Когда же разум человека сливает все свои деятельные способности в одно целое и подступает к предмету в этом состоянии своего внутреннего единства, или, как выражается Киреевский, «цельности», он способен охватить своей деятельностью и предметы веры. Киреевский называет это «цельное» состояние, или высшую степень человеческого разума, «верующим разумом». Это состояние не является естественным в том смысле, что для его удержания необходимо постоянное усилие со стороны человеческой воли.
Таким образом, главное в концепции Киреевского состоит в том, что живой человеческий разум сложно внутри себя устроен и имеет внутреннюю динамику, позволяющую ему переходить из естественного состояния в состояние, соответствующее вере, и обратно.
В отличие от Киреевского, который прямо говорит о человеческом разуме, о его различных состояниях, степенях, Хомяков прямо не определяет статус разума столь же конкретно. Скорее, он говорит о разуме вообще, как, например, это делает Гегель. Под разумом Гегель понимает логическую, или рассудочную способность познающего человека. Хомяков же, вслед за Киреевским, смотрит на вопрос о разуме со стороны его сложной внутренней действительности, хотя и сохраняет некоторые общие характеристики разума, приданные ему Гегелем, например то положение, что разум берет свои предметы из себя и сам же их обрабатывает и познает. Это базовое для гегелевского представления о разуме положение соблюдает и Хомяков, когда определяет трехсоставную структуру «всецелого» разума, или «разума в его полноте». «Разум точно так же не может сомневаться в своей творческой деятельности – воле, как и в своей отражательной восприимчивости – вере, или окончательном сознании – рассудке», – настаивает Хомяков относительно подразделений «всецелой» структуры разума.
«Конструкт» (схема) «всецелого разума» – воля разума, вера разума и его сознание (рассудок) – вызревает у Хомякова постепенно, проходя в своем развитии три стадии.
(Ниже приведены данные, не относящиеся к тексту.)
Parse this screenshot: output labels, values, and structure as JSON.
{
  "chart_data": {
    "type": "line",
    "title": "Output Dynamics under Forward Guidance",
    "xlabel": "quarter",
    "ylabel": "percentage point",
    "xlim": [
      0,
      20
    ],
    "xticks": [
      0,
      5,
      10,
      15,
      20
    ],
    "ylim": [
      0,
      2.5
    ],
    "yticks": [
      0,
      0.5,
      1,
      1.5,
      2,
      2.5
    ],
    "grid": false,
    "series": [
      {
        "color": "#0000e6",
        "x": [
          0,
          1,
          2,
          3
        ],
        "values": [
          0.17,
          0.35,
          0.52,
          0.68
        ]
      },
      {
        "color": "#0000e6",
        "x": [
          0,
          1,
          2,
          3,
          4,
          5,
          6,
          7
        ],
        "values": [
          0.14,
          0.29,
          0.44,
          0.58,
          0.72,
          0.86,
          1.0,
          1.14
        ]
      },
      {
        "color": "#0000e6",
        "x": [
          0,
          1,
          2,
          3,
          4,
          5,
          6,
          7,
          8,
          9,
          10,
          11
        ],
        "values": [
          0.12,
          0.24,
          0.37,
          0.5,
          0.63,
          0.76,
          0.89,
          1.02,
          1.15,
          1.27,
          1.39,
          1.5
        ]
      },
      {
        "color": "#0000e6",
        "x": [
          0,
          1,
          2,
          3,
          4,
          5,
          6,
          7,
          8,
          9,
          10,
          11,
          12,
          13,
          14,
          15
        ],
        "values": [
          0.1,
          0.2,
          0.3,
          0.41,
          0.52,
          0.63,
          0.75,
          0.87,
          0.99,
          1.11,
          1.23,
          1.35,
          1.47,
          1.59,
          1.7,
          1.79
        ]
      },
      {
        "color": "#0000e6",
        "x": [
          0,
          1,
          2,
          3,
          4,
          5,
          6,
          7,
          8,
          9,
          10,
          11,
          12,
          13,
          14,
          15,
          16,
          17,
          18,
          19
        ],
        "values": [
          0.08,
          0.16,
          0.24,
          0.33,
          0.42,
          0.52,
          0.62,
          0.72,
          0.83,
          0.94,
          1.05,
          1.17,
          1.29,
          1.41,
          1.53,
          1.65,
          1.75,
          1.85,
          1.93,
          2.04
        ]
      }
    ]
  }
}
Вначале это комплекс представлений о «совершенной полноте разумного действия» в сочинении «По поводу статьи И. В. Киреевского…» Затем – комплекс представлений о «всецелом разуме», «разуме в своей всецелости» в статье «По поводу отрывков…» И, наконец, завершающий комплекс представлений о «разуме в его полноте», о «полноте разума», «целости его внутреннего расклубления» в первом и втором письме к Ю. Ф. Самарину.
Предмет (объект) «всецелого» разума выступает в трех ипостасях: как проявление с точки зрения источника (начала) его проявления (воли разума); как собственно предмет (объект) разума или как уже проявленное с точки зрения веры; как познаваемое с точки зрения рассудка. Вера в схеме «всецелого» разума определяется как внутреннее (по отношению к разуму вообще) или непосредственное (по отношению к человеческому разуму) знание. Предмет в его действительности, являясь внутренним знанием по отношению к разуму вообще, именно в силу этого и как таковой непосредственно уже дан, иначе говоря, является как непосредственное знание в человеческом разуме.
Вера в этом смысле есть вера не в сам предмет, а в источники или первоначала проявления в полноте их сил. Вера «доверяет» этим источникам или первоначалам проявления, хотя их самих в явлении, в предмете познания нет, во всяком случае в полноте их созидательной силы. Поэтому в непосредственном или внутреннем знании речь идет о доверии этому источнику проявления, так как нет иной возможности установить его следы в действительности предмета. Знание познаваемого в его действительности сопряжено с этой верой, доверием.
Знание «действительности познаваемого» и «первоначала в полноте его сил», необходимое для присутствия в разуме познаваемого (проявления) в его действительности, не может быть по своей сути не чем иным, как чистой верой, так как в самом познаваемом (проявлении) первоначала этого проявления в полноте своих сил не присутствуют. Но непосредственное или внутреннее знание подразумевает веру в эти (непроявляемые) источники проявления, что оказывается единственной адекватной, с гносеологической точки зрения, формой знания их.
Почему Хомяков так настаивает на несколько даже странном положении о том, что первоначала проявления не переходят в само проявление, во всяком случае в полноте своих сил? Видимо, делая на этом акцент в своей схеме, он имеет в виду дальнюю перспективу согласования своей сугубо философской конструкции с догматом веры о сотворении Богом мира из ничего и главное о совершенном отличии его Самого от Своего Творения. По этому догмату Мир есть факт, свидетельство и результат акта божественной воли, но не сам этот акт в своей силе, не само божественное созидание как таковое.